South of 11th street, the Indianapolis Central Canal finishes its last mile and a half in a concrete basin. At, roughly, sixteen feet below the city streets, it is a welcome and mostly pleasant alternative to the ordinary urban bustle. Nonetheless, but for goldfish and mallards, it’s a lifeless display. The ecosystem is still recovering from the city’s $423,000 cleanup (completed three years ago) and battling a monthly barrage of anti-algae treatments. Before the “cleanup” the canal (especially near the government building and the State Museum) was a foul mess. Full of weeds and algae and rotting vegetation, the methane was strong and gurgled audibly. But the weeds, while hiding the concrete, gave cover to the fish; the bass, bluegill, and carp swam slowly, in and out of view in the submerged forest.

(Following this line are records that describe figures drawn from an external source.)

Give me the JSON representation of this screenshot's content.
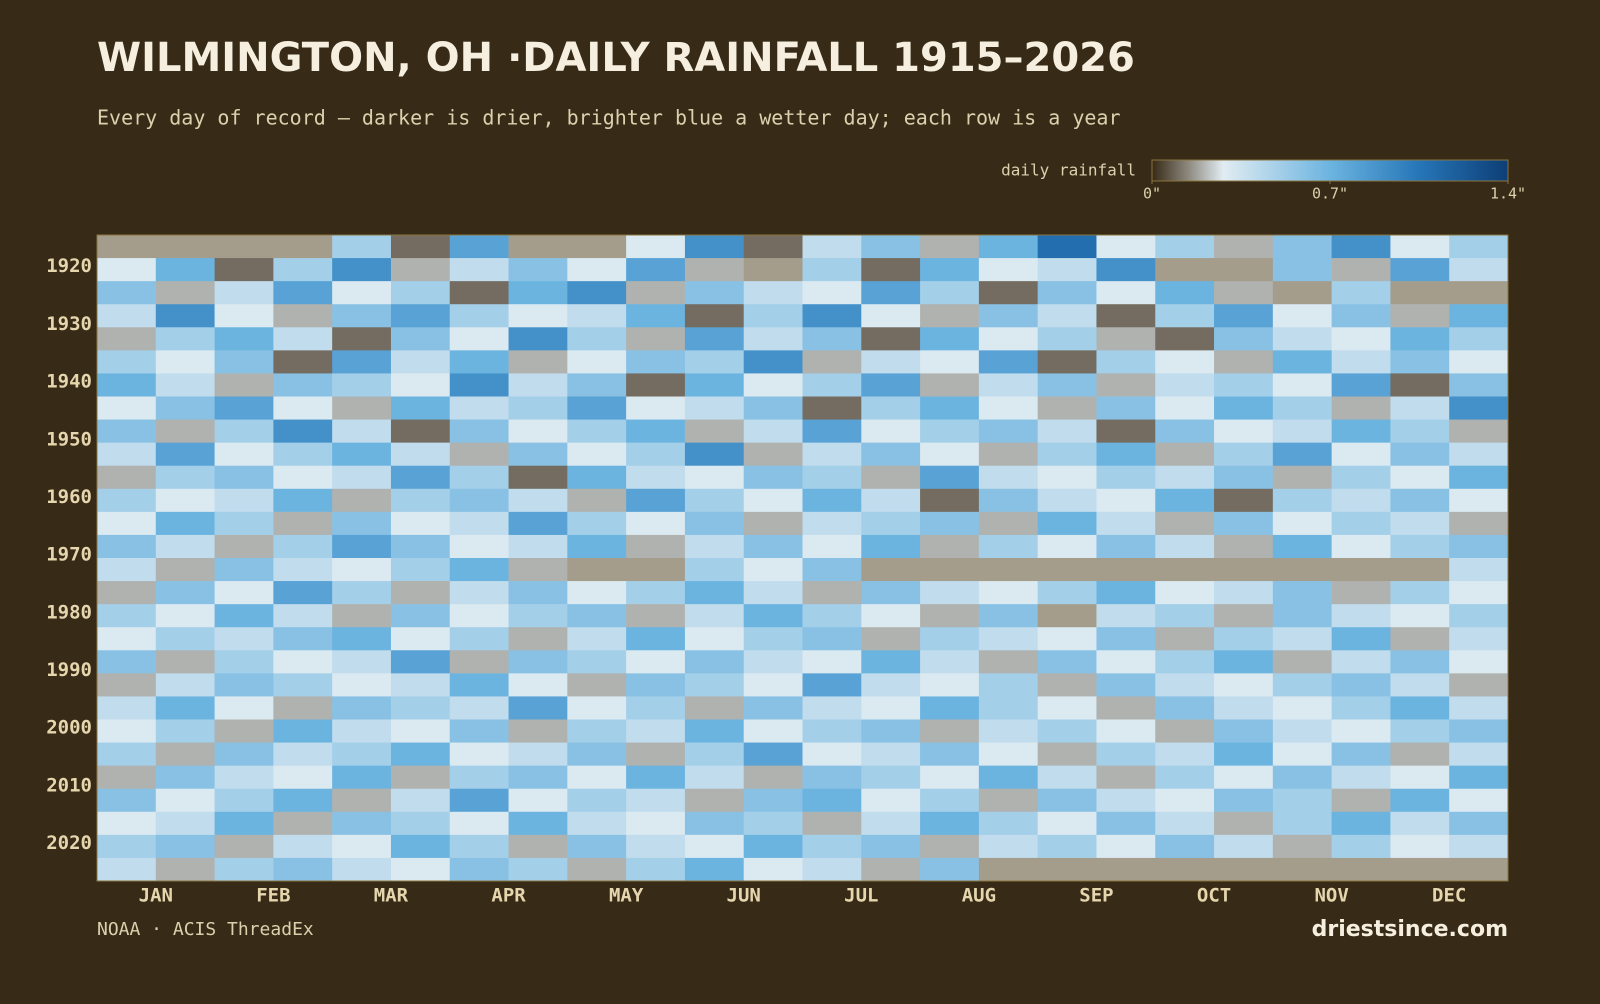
{
  "chart_data": {
    "type": "heatmap",
    "title": "WILMINGTON, OH ·DAILY RAINFALL 1915–2026",
    "subtitle": "Every day of record — darker is drier, brighter blue a wetter day; each row is a year",
    "source": "NOAA · ACIS ThreadEx",
    "brand": "driestsince.com",
    "legend": {
      "label": "daily rainfall",
      "lim": [
        0,
        1.4
      ],
      "ticks": [
        {
          "value": 0,
          "label": "0\""
        },
        {
          "value": 0.7,
          "label": "0.7\""
        },
        {
          "value": 1.4,
          "label": "1.4\""
        }
      ]
    },
    "missing_color": "#a59d8c",
    "months": [
      "JAN",
      "FEB",
      "MAR",
      "APR",
      "MAY",
      "JUN",
      "JUL",
      "AUG",
      "SEP",
      "OCT",
      "NOV",
      "DEC"
    ],
    "ylim": [
      1915,
      2027
    ],
    "yticks": [
      1920,
      1930,
      1940,
      1950,
      1960,
      1970,
      1980,
      1990,
      2000,
      2010,
      2020
    ],
    "rows": [
      {
        "year": 1915,
        "values": [
          null,
          null,
          null,
          null,
          0.5,
          0.1,
          0.8,
          null,
          null,
          0.3,
          0.9,
          0.1,
          0.4,
          0.6,
          0.2,
          0.7,
          1.1,
          0.3,
          0.5,
          0.2,
          0.6,
          0.9,
          0.3,
          0.5
        ]
      },
      {
        "year": 1919,
        "values": [
          0.3,
          0.7,
          0.1,
          0.5,
          0.9,
          0.2,
          0.4,
          0.6,
          0.3,
          0.8,
          0.2,
          null,
          0.5,
          0.1,
          0.7,
          0.3,
          0.4,
          0.9,
          null,
          null,
          0.6,
          0.2,
          0.8,
          0.4
        ]
      },
      {
        "year": 1923,
        "values": [
          0.6,
          0.2,
          0.4,
          0.8,
          0.3,
          0.5,
          0.1,
          0.7,
          0.9,
          0.2,
          0.6,
          0.4,
          0.3,
          0.8,
          0.5,
          0.1,
          0.6,
          0.3,
          0.7,
          0.2,
          null,
          0.5,
          null,
          null
        ]
      },
      {
        "year": 1927,
        "values": [
          0.4,
          0.9,
          0.3,
          0.2,
          0.6,
          0.8,
          0.5,
          0.3,
          0.4,
          0.7,
          0.1,
          0.5,
          0.9,
          0.3,
          0.2,
          0.6,
          0.4,
          0.1,
          0.5,
          0.8,
          0.3,
          0.6,
          0.2,
          0.7
        ]
      },
      {
        "year": 1931,
        "values": [
          0.2,
          0.5,
          0.7,
          0.4,
          0.1,
          0.6,
          0.3,
          0.9,
          0.5,
          0.2,
          0.8,
          0.4,
          0.6,
          0.1,
          0.7,
          0.3,
          0.5,
          0.2,
          0.1,
          0.6,
          0.4,
          0.3,
          0.7,
          0.5
        ]
      },
      {
        "year": 1935,
        "values": [
          0.5,
          0.3,
          0.6,
          0.1,
          0.8,
          0.4,
          0.7,
          0.2,
          0.3,
          0.6,
          0.5,
          0.9,
          0.2,
          0.4,
          0.3,
          0.8,
          0.1,
          0.5,
          0.3,
          0.2,
          0.7,
          0.4,
          0.6,
          0.3
        ]
      },
      {
        "year": 1939,
        "values": [
          0.7,
          0.4,
          0.2,
          0.6,
          0.5,
          0.3,
          0.9,
          0.4,
          0.6,
          0.1,
          0.7,
          0.3,
          0.5,
          0.8,
          0.2,
          0.4,
          0.6,
          0.2,
          0.4,
          0.5,
          0.3,
          0.8,
          0.1,
          0.6
        ]
      },
      {
        "year": 1943,
        "values": [
          0.3,
          0.6,
          0.8,
          0.3,
          0.2,
          0.7,
          0.4,
          0.5,
          0.8,
          0.3,
          0.4,
          0.6,
          0.1,
          0.5,
          0.7,
          0.3,
          0.2,
          0.6,
          0.3,
          0.7,
          0.5,
          0.2,
          0.4,
          0.9
        ]
      },
      {
        "year": 1947,
        "values": [
          0.6,
          0.2,
          0.5,
          0.9,
          0.4,
          0.1,
          0.6,
          0.3,
          0.5,
          0.7,
          0.2,
          0.4,
          0.8,
          0.3,
          0.5,
          0.6,
          0.4,
          0.1,
          0.6,
          0.3,
          0.4,
          0.7,
          0.5,
          0.2
        ]
      },
      {
        "year": 1951,
        "values": [
          0.4,
          0.8,
          0.3,
          0.5,
          0.7,
          0.4,
          0.2,
          0.6,
          0.3,
          0.5,
          0.9,
          0.2,
          0.4,
          0.6,
          0.3,
          0.2,
          0.5,
          0.7,
          0.2,
          0.5,
          0.8,
          0.3,
          0.6,
          0.4
        ]
      },
      {
        "year": 1955,
        "values": [
          0.2,
          0.5,
          0.6,
          0.3,
          0.4,
          0.8,
          0.5,
          0.1,
          0.7,
          0.4,
          0.3,
          0.6,
          0.5,
          0.2,
          0.8,
          0.4,
          0.3,
          0.5,
          0.4,
          0.6,
          0.2,
          0.5,
          0.3,
          0.7
        ]
      },
      {
        "year": 1959,
        "values": [
          0.5,
          0.3,
          0.4,
          0.7,
          0.2,
          0.5,
          0.6,
          0.4,
          0.2,
          0.8,
          0.5,
          0.3,
          0.7,
          0.4,
          0.1,
          0.6,
          0.4,
          0.3,
          0.7,
          0.1,
          0.5,
          0.4,
          0.6,
          0.3
        ]
      },
      {
        "year": 1963,
        "values": [
          0.3,
          0.7,
          0.5,
          0.2,
          0.6,
          0.3,
          0.4,
          0.8,
          0.5,
          0.3,
          0.6,
          0.2,
          0.4,
          0.5,
          0.6,
          0.2,
          0.7,
          0.4,
          0.2,
          0.6,
          0.3,
          0.5,
          0.4,
          0.2
        ]
      },
      {
        "year": 1967,
        "values": [
          0.6,
          0.4,
          0.2,
          0.5,
          0.8,
          0.6,
          0.3,
          0.4,
          0.7,
          0.2,
          0.4,
          0.6,
          0.3,
          0.7,
          0.2,
          0.5,
          0.3,
          0.6,
          0.4,
          0.2,
          0.7,
          0.3,
          0.5,
          0.6
        ]
      },
      {
        "year": 1971,
        "values": [
          0.4,
          0.2,
          0.6,
          0.4,
          0.3,
          0.5,
          0.7,
          0.2,
          null,
          null,
          0.5,
          0.3,
          0.6,
          null,
          null,
          null,
          null,
          null,
          null,
          null,
          null,
          null,
          null,
          0.4
        ]
      },
      {
        "year": 1975,
        "values": [
          0.2,
          0.6,
          0.3,
          0.8,
          0.5,
          0.2,
          0.4,
          0.6,
          0.3,
          0.5,
          0.7,
          0.4,
          0.2,
          0.6,
          0.4,
          0.3,
          0.5,
          0.7,
          0.3,
          0.4,
          0.6,
          0.2,
          0.5,
          0.3
        ]
      },
      {
        "year": 1979,
        "values": [
          0.5,
          0.3,
          0.7,
          0.4,
          0.2,
          0.6,
          0.3,
          0.5,
          0.6,
          0.2,
          0.4,
          0.7,
          0.5,
          0.3,
          0.2,
          0.6,
          null,
          0.4,
          0.5,
          0.2,
          0.6,
          0.4,
          0.3,
          0.5
        ]
      },
      {
        "year": 1983,
        "values": [
          0.3,
          0.5,
          0.4,
          0.6,
          0.7,
          0.3,
          0.5,
          0.2,
          0.4,
          0.7,
          0.3,
          0.5,
          0.6,
          0.2,
          0.5,
          0.4,
          0.3,
          0.6,
          0.2,
          0.5,
          0.4,
          0.7,
          0.2,
          0.4
        ]
      },
      {
        "year": 1987,
        "values": [
          0.6,
          0.2,
          0.5,
          0.3,
          0.4,
          0.8,
          0.2,
          0.6,
          0.5,
          0.3,
          0.6,
          0.4,
          0.3,
          0.7,
          0.4,
          0.2,
          0.6,
          0.3,
          0.5,
          0.7,
          0.2,
          0.4,
          0.6,
          0.3
        ]
      },
      {
        "year": 1991,
        "values": [
          0.2,
          0.4,
          0.6,
          0.5,
          0.3,
          0.4,
          0.7,
          0.3,
          0.2,
          0.6,
          0.5,
          0.3,
          0.8,
          0.4,
          0.3,
          0.5,
          0.2,
          0.6,
          0.4,
          0.3,
          0.5,
          0.6,
          0.4,
          0.2
        ]
      },
      {
        "year": 1995,
        "values": [
          0.4,
          0.7,
          0.3,
          0.2,
          0.6,
          0.5,
          0.4,
          0.8,
          0.3,
          0.5,
          0.2,
          0.6,
          0.4,
          0.3,
          0.7,
          0.5,
          0.3,
          0.2,
          0.6,
          0.4,
          0.3,
          0.5,
          0.7,
          0.4
        ]
      },
      {
        "year": 1999,
        "values": [
          0.3,
          0.5,
          0.2,
          0.7,
          0.4,
          0.3,
          0.6,
          0.2,
          0.5,
          0.4,
          0.7,
          0.3,
          0.5,
          0.6,
          0.2,
          0.4,
          0.5,
          0.3,
          0.2,
          0.6,
          0.4,
          0.3,
          0.5,
          0.6
        ]
      },
      {
        "year": 2003,
        "values": [
          0.5,
          0.2,
          0.6,
          0.4,
          0.5,
          0.7,
          0.3,
          0.4,
          0.6,
          0.2,
          0.5,
          0.8,
          0.3,
          0.4,
          0.6,
          0.3,
          0.2,
          0.5,
          0.4,
          0.7,
          0.3,
          0.6,
          0.2,
          0.4
        ]
      },
      {
        "year": 2007,
        "values": [
          0.2,
          0.6,
          0.4,
          0.3,
          0.7,
          0.2,
          0.5,
          0.6,
          0.3,
          0.7,
          0.4,
          0.2,
          0.6,
          0.5,
          0.3,
          0.7,
          0.4,
          0.2,
          0.5,
          0.3,
          0.6,
          0.4,
          0.3,
          0.7
        ]
      },
      {
        "year": 2011,
        "values": [
          0.6,
          0.3,
          0.5,
          0.7,
          0.2,
          0.4,
          0.8,
          0.3,
          0.5,
          0.4,
          0.2,
          0.6,
          0.7,
          0.3,
          0.5,
          0.2,
          0.6,
          0.4,
          0.3,
          0.6,
          0.5,
          0.2,
          0.7,
          0.3
        ]
      },
      {
        "year": 2015,
        "values": [
          0.3,
          0.4,
          0.7,
          0.2,
          0.6,
          0.5,
          0.3,
          0.7,
          0.4,
          0.3,
          0.6,
          0.5,
          0.2,
          0.4,
          0.7,
          0.5,
          0.3,
          0.6,
          0.4,
          0.2,
          0.5,
          0.7,
          0.4,
          0.6
        ]
      },
      {
        "year": 2019,
        "values": [
          0.5,
          0.6,
          0.2,
          0.4,
          0.3,
          0.7,
          0.5,
          0.2,
          0.6,
          0.4,
          0.3,
          0.7,
          0.5,
          0.6,
          0.2,
          0.4,
          0.5,
          0.3,
          0.6,
          0.4,
          0.2,
          0.5,
          0.3,
          0.4
        ]
      },
      {
        "year": 2023,
        "values": [
          0.4,
          0.2,
          0.5,
          0.6,
          0.4,
          0.3,
          0.6,
          0.5,
          0.2,
          0.5,
          0.7,
          0.3,
          0.4,
          0.2,
          0.6,
          null,
          null,
          null,
          null,
          null,
          null,
          null,
          null,
          null
        ]
      }
    ]
  }
}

Today, the ginkgo trees have shed their nuts and the mums have begun to brown. The water’s surface gathers corner blankets of blown leaves, slowly sinking. November tannin and tea. Below, the goldfish, some with fan tails and few longer than a hand, hang two feet and deeper beneath the wind and rain. Waiting.

I miss the old, foul canal. Without another cleaning, it will return … probably within the decade. I miss, already, the seasons of increase. The bottom growth rising to the surface, fecund and rich. But the summer passed with equal violence and the fall was too warm, and now, the waiting.